Entonces la metrópolis ibérica hizo mayor hincapié en que se desarrollarse la tradición allende los mares, mientras América aun le pertenecía, y hubo plazas y cartel en todas las grandes y medianas ciudades del centro y Sur de América. O’ Higgins, fue el primero en decretar su abolición junto a la de la esclavitud y la de las peleas de gallos, precisamente oponiendo argumentos de civilización contra barbarie. Luego le tocó el turno a Argentina, luego a Brasil, y de a poco quedó el panorama actual, donde los países de fuerte tradición taurina son España, el sur de Francia, México y Colombia, a merced del beneficioso negocio del ganado de toro bravo. Recientemente un decreto ha suprimido esta lacerante actividad también en Ecuador.
En España existe una gran variedad de modos de utilizar al toro para la fiesta, y en todas concurre una notable cuota de crueldad, que como es evidente, sus defensores aún no alcanzan a distinguir. Aparte de las corridas en que se les clava la pica y las banderillas y con los pulmones encharcados en sangre, se los mata para deleite del respetable, existen tradiciones con menos liturgia pero igual enjundia, como el toro embolado, Un astado con fuego en la cornamenta, que corre despavorido de un lado a otro como diversión imprescindible en algunas fiestas de algunos pueblos , incluso aún pervive una tradición en Tordesillas, en la ciudad del Tratado del siglo XV que dividió el mundo conocido en partes equitativas para Portugal y España, en la que la diversión consiste en matar a un toro que corre por todo el pueblo a lanzazos, que se denomina: Torro de la Vega. Mientras que en un pueblo de la provincia de Jaén en Andalucía, llamado Calzadilla se arroja a un pavo criado y mimado durante un año solo para tal fin, desde el campanario de una torre, para verlo reventarse al caer, según marca la tradición, que no data de más allá de principios del siglo XX, aún cuando existe una ley que lo impide ni la policía ni el Ayuntamiento del pueblo intervienen en el desempeño de tal merma del decoro.

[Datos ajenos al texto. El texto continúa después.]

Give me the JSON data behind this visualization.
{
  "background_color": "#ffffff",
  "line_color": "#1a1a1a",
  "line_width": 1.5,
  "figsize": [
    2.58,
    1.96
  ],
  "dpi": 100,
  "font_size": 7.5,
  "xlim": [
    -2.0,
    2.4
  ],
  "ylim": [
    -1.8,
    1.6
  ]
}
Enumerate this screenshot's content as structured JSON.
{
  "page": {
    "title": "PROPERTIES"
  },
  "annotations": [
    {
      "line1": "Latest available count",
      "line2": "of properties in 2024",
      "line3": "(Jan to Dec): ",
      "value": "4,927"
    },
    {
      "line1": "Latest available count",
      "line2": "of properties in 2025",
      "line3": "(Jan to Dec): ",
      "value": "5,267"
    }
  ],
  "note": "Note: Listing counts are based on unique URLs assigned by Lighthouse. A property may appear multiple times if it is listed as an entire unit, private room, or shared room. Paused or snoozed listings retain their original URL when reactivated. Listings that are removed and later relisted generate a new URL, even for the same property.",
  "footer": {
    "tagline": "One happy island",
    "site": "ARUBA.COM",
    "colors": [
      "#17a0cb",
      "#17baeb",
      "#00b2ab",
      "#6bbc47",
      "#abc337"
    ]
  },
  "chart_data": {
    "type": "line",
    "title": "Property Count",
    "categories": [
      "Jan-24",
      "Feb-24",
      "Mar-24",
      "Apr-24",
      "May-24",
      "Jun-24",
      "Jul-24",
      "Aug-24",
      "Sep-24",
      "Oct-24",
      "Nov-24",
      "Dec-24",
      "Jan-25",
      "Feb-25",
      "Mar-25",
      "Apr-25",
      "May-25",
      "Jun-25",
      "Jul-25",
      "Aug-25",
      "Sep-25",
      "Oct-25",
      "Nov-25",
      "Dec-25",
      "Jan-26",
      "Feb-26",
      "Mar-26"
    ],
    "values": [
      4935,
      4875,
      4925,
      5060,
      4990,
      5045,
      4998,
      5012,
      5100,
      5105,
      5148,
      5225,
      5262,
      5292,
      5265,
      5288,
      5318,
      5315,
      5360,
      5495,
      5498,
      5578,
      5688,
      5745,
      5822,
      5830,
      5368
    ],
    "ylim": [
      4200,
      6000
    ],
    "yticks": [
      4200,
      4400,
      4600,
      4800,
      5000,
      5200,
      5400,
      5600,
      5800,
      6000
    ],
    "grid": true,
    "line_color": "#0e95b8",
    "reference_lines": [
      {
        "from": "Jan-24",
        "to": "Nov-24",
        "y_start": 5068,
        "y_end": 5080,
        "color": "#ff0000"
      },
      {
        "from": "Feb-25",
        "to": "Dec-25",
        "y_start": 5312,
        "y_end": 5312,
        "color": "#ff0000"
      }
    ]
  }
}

La prueba de la inocencia ( culposa si se quiere) de los practicantes de estos actos, y de que no han empatizado jamás con el animal, es que el argumento más esgrimido para defender la masacre de toros, es que si el toreo no existiese no habrían decenas de miles de toros bravos, que según explican, viven como reyes hasta el día final, en el que mueren en la lucha, ya que se les concede una dignidad que no conocen la mayoría de los animales que el ser humano dispensa para comer, ni siquiera los bichos domésticos mueren con esa gallardía.
¿ Cómo puede ser bueno que se críen miles de seres con el único fin de disfrutar a la postre de todo el dolor que se sea capaz de infligirles?.
En el ya largo tiempo que llevo viviendo en España jamás me he visto obligado a presenciar manifestación alguna de estas tradiciones, en nuestros días están suficientemente aislados lncluso fisicamente los mundos de los partidarios y de los detractores. Y considero conveniente separar dos grandes conjuntos de posiciones frente a las corridas de toros. Hay quienes están en contra del sufrimiento del animal, y otros que se oponen al sadismo del espectáculo de la sangre, el dolor y la muerte, a que la gente disfrute de ello. Ambos constituyen una mejoría en materia de sofisticación de la cotidianeidad.
Ha comenzado a prender de a poco la llama de la oposición de este contrasentido, que está muy arraigado y de por sí no explica nada en absoluto, no obstante ayuda a entender más adecuadamente la idiosincrasia popular española con su temperamento, sus valores y los colores de la bandera.